About the Author:
Isaac Kalimi is Associate member of the Leiden Institute for the Study of Religions, Faculty of Theology, University of Leiden.
Review:
'As is necessary in interdisciplinary studies, Isaac Kalimi emerges as a jack of many trades in this book: rabbinics, Samaritan studies, patristics and theology. He has also demonstrated that he is a master in biblical studies... Kalimi's book is a necessary, timely and much appreciated offering. It serves as a model of mutual scholarly benefit for Jewish and Christian scholars engaged in the literature of their formative periods.'
T. Meacham, University of Toronto, Biblical Interpretation in Judaism and Christianity (Library of Hebrew Bible / Old Testament Studies, 439; London and New York: T. & T. Clark, 2006), pp. 196-210
'Kalimi's argumentation is thorough, wide-ranging, and impressionistic. His technique is to collect evidence from a variety of sources, to construct a history, and then to propose a single circumstantial explanation. In the first article, he suggests that the linkage of the narrative with the Temple emanates from the First Temple period, as shown by the insertion of Gen 22:14b into the text. The Deuteronomists, however, were not concerned with the precise location of the Temple, since it was too well known. Only the Chronicler specified it as Mt. Moriah, thereby turning the "land" of Gen 22:2 into a "mountain." Similarly, in the second article, he draws on an impressive number of sources which associate the Aqedah with the Temple worship, including a fresco at Dura Europos and the Targumim, and matches them with an equally impressive series from Samaritan sources.
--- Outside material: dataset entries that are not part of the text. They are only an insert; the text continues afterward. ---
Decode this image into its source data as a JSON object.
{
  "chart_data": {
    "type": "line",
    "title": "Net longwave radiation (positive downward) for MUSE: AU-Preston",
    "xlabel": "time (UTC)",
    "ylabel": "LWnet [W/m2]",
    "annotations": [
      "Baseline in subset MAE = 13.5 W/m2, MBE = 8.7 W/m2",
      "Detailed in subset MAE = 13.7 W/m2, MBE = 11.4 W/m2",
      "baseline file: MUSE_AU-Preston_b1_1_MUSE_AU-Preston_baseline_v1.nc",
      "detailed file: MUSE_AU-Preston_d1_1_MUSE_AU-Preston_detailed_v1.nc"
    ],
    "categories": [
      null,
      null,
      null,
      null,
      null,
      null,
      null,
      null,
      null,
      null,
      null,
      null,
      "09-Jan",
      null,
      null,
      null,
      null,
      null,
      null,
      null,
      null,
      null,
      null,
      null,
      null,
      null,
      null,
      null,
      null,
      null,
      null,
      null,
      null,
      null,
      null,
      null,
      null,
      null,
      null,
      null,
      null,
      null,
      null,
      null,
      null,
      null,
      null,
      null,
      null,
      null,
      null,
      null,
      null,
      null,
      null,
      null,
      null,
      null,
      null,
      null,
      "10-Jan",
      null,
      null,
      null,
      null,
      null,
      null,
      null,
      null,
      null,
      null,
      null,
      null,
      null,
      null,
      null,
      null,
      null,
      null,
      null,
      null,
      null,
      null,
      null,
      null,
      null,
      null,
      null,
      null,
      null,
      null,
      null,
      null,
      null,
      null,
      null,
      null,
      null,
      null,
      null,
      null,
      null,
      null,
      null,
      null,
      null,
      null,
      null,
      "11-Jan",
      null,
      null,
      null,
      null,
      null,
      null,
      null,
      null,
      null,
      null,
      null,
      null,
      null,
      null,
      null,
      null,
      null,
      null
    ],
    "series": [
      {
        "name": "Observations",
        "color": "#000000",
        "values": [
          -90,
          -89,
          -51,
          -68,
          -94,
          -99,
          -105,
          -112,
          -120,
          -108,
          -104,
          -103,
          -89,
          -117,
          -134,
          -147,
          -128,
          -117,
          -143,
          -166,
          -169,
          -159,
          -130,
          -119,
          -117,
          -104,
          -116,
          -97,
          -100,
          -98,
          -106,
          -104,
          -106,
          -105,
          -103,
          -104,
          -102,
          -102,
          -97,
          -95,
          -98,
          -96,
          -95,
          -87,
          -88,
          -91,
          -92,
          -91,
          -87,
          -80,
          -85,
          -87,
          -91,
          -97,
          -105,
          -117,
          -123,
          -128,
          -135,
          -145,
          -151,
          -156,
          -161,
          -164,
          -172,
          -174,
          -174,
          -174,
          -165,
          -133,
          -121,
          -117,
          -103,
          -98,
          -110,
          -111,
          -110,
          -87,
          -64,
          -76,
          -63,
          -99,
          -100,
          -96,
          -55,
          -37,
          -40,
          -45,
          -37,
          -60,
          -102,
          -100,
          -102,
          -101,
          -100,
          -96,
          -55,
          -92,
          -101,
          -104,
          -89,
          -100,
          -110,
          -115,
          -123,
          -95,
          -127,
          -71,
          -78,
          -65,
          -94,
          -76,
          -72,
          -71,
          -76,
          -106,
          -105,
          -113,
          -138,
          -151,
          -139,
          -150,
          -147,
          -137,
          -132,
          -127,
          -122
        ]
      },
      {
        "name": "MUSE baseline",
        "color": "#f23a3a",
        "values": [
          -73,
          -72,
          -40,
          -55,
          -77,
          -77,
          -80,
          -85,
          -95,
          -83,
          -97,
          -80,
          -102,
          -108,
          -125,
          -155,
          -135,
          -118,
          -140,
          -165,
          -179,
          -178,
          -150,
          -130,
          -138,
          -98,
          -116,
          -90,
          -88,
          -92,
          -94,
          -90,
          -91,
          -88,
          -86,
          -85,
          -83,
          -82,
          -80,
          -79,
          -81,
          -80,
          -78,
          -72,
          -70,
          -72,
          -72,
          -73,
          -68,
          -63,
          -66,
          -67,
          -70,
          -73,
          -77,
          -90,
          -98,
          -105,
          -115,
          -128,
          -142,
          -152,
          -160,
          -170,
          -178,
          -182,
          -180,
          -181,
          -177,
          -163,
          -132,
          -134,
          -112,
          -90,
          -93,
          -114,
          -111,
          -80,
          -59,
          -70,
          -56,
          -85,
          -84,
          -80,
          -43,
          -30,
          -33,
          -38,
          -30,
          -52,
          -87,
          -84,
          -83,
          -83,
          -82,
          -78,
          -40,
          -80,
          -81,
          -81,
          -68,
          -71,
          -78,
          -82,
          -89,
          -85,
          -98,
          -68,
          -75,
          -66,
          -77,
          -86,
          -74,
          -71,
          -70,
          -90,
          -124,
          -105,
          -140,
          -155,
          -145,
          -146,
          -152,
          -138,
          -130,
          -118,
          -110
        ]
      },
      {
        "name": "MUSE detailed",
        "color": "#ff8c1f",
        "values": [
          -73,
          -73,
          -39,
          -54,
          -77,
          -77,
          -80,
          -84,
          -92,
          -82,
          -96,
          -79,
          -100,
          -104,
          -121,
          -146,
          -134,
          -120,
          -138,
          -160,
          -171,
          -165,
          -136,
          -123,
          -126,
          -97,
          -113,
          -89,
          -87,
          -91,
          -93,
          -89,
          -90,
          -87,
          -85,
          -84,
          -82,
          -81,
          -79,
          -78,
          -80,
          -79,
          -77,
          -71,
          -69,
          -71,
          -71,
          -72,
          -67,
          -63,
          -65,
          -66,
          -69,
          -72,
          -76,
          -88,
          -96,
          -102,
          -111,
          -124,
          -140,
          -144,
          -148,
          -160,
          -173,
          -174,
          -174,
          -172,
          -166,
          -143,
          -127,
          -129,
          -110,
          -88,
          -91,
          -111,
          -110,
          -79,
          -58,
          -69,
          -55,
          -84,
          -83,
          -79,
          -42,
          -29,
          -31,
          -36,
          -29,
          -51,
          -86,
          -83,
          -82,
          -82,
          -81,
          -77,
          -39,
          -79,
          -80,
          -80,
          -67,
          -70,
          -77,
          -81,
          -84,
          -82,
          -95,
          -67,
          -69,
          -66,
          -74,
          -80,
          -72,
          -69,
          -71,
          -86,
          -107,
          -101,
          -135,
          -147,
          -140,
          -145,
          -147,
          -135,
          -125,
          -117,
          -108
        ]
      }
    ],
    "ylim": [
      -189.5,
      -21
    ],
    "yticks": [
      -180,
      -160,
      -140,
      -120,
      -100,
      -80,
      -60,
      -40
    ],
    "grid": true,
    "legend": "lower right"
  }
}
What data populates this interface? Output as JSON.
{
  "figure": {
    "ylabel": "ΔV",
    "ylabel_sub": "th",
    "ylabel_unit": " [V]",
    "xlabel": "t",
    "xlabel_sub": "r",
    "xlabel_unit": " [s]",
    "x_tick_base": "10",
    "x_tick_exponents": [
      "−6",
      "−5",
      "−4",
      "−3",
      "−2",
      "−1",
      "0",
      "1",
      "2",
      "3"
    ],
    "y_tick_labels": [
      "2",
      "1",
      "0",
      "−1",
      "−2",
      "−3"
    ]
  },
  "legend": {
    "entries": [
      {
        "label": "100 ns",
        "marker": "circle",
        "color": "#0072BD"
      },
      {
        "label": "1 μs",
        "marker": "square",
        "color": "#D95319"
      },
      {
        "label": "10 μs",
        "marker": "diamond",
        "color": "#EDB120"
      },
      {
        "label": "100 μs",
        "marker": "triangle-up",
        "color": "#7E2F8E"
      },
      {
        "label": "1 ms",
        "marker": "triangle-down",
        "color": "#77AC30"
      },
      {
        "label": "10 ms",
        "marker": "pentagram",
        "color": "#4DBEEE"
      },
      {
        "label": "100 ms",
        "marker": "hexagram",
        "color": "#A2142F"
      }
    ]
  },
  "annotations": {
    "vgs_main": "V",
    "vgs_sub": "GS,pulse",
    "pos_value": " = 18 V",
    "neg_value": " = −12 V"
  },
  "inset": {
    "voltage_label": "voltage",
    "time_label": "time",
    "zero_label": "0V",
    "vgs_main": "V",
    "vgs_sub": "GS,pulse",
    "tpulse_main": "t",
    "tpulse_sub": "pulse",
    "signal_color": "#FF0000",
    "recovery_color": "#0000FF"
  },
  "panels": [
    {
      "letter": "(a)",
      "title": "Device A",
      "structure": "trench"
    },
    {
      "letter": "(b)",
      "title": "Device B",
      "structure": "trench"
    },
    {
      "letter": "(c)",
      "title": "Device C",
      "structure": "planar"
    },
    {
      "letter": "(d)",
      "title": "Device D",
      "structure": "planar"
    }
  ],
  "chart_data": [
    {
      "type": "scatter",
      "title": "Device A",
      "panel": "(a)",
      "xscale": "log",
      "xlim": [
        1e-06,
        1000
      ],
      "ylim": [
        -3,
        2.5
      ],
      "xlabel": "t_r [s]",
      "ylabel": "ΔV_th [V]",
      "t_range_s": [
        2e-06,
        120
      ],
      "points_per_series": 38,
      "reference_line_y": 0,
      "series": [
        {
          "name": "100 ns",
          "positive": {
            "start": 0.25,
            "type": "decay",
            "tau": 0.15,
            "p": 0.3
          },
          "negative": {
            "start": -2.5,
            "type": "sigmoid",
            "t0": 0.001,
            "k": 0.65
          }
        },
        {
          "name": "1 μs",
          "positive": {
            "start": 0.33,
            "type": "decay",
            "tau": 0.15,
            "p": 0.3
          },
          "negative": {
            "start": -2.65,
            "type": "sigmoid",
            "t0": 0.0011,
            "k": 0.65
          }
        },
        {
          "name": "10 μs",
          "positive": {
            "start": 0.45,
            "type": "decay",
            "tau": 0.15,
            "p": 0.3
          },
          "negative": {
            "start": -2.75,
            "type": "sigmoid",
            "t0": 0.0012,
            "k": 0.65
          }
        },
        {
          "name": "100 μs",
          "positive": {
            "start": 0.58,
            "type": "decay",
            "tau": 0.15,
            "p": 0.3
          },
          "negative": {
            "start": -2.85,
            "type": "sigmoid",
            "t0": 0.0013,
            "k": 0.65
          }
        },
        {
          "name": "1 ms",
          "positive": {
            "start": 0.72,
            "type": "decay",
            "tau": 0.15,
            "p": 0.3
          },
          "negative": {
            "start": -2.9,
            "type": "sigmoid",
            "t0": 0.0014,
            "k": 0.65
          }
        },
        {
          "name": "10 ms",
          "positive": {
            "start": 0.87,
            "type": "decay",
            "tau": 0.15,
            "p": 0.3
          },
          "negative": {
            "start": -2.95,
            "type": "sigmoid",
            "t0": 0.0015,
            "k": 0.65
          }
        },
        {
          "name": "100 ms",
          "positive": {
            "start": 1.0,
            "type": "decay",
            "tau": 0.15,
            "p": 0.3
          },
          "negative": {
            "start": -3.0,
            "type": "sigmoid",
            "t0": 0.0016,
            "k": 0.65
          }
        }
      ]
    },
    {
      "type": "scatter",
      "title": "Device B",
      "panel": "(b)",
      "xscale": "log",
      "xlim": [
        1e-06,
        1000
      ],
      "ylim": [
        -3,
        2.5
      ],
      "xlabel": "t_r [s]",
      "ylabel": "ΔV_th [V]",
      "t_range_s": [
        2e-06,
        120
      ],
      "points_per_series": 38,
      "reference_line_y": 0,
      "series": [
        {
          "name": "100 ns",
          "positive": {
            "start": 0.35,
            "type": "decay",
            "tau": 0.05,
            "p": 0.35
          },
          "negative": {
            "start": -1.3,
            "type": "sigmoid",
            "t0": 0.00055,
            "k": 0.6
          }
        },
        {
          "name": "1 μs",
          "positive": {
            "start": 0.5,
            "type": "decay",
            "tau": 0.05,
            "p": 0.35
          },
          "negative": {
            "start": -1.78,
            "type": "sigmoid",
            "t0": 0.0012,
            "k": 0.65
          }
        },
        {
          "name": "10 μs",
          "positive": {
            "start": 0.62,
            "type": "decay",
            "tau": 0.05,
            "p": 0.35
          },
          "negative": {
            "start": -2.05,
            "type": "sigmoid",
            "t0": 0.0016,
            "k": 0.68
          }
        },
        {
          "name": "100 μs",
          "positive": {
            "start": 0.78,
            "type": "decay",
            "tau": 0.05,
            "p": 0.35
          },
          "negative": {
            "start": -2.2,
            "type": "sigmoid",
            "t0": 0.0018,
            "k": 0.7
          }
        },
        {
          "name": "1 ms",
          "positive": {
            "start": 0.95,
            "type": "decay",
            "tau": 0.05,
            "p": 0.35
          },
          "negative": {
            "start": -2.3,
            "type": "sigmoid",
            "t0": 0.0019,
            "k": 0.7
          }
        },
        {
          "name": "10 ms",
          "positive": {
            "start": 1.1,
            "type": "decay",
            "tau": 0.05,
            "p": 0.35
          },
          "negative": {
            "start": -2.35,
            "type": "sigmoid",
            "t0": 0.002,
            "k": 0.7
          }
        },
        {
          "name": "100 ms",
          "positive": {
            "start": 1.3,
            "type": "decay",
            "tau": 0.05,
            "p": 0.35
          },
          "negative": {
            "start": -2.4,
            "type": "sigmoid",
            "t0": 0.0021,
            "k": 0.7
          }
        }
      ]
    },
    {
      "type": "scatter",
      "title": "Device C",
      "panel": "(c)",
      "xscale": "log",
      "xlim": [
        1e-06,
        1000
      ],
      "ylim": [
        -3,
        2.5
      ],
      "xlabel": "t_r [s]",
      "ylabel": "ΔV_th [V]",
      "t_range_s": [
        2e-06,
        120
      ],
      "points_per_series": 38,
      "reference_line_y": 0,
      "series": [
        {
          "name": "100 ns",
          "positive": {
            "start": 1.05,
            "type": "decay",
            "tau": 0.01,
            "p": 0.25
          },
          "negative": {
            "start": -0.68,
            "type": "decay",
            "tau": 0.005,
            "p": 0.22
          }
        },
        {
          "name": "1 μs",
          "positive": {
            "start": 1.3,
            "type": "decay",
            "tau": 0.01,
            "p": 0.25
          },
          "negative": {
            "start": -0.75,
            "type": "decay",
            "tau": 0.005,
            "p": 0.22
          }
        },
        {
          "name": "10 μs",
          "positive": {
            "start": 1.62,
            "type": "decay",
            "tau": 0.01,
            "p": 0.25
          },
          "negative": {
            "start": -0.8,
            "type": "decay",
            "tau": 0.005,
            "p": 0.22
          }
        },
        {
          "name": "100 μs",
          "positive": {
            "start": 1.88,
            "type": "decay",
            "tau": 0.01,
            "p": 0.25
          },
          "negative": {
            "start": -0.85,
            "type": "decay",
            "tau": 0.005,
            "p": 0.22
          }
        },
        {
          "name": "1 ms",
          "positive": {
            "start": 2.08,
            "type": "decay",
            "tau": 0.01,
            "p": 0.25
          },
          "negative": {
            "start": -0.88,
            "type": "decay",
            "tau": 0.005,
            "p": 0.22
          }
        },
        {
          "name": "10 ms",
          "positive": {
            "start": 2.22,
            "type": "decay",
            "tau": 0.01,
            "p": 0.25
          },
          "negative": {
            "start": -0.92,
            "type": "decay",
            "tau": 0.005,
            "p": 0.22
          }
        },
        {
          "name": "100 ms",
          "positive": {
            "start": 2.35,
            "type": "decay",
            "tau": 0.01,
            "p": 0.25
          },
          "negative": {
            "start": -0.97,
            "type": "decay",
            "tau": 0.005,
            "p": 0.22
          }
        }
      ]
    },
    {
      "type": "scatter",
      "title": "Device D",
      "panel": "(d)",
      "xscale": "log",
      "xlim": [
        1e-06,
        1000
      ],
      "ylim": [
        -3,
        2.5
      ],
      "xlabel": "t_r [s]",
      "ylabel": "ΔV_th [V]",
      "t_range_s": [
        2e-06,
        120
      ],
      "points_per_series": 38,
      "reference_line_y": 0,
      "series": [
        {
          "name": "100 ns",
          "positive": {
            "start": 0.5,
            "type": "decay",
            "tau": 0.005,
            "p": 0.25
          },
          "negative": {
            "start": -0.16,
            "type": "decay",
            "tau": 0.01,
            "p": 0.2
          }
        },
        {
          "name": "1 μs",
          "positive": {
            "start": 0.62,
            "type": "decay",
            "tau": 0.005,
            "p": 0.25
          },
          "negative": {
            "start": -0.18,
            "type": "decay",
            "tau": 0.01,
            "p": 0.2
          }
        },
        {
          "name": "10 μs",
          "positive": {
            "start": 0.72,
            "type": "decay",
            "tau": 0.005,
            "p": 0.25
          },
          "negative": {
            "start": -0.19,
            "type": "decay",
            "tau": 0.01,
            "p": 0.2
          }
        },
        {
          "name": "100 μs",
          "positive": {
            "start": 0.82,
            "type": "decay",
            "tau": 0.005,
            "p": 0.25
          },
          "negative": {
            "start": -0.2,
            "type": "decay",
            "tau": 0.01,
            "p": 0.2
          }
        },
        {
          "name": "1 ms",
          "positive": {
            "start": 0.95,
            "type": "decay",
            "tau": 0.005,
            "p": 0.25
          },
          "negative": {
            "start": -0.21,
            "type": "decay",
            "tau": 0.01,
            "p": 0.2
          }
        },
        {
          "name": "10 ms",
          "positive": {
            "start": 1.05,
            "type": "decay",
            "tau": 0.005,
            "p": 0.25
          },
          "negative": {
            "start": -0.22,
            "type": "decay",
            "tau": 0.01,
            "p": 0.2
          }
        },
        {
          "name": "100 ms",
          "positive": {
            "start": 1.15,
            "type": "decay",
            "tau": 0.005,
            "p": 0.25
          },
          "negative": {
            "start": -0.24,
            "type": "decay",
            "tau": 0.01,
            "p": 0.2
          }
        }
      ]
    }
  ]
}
There is much to discuss in these essays. Kalimi is an energetic, thoughtful, and challenging scholar...a fine collection by a scholar who represents one of the most interesting traditions in Israeli biblical scholarship.'
Francis Landy, Journal of Hebrew Scriptures - Volume 4 (2003).
The strength of this book is undoubtedly the wealth of Jewish sources provided to read Hebrew Scriptures, a feature often wanting in popular and semi-popular Christian and Western writing on topical studies related to the TaNaK.'
Zev Garber, Catholic Biblical Quarterly 65(2003).
By now Isaac Kalimi is recognized the world over as one of the last of the vanishing breed of biblical historians and as one of a handful of experts in the biblical books of Chronicles. Kalimi demonstrates in the first five chapters of Early Jewish Exegesis and Theological Controversy that he is also fully grounded in Second Temple literature and qualified to discuss the exegesis of Hebrew Scripture reflected in rabbinic literature, Samaritan lore, the New Testament, and the Nag Hammadi library. The message conveyed by prefacing five important studies on ancient exegesis--Jewish, Christian, and Samaritan--to his two essays on biblical theology at the dawn of the twenty-first century is that Kalimi's mastery of all relevant dialects of Hebrew, Aramaic, and Greek and his unquestioned competence as a historian of both events and ideas qualifies him to offer some very original and timely advice to the world community of biblical scholars concerning biblical theology.'
Mayer I. Gruber, Review of Biblical Literature April, 2004.
This book belongs on the shelves of every serious Judaica library; it also addresses a general readership, and it is of interest to undergraduate as well as graduate students... [it states] the important engagement and willingness of the author to approach the virtual minefield of discussion about biblical history and exegesis.'
Rivka Ulmer, Review of Rabbinic Judaism 7 (2004).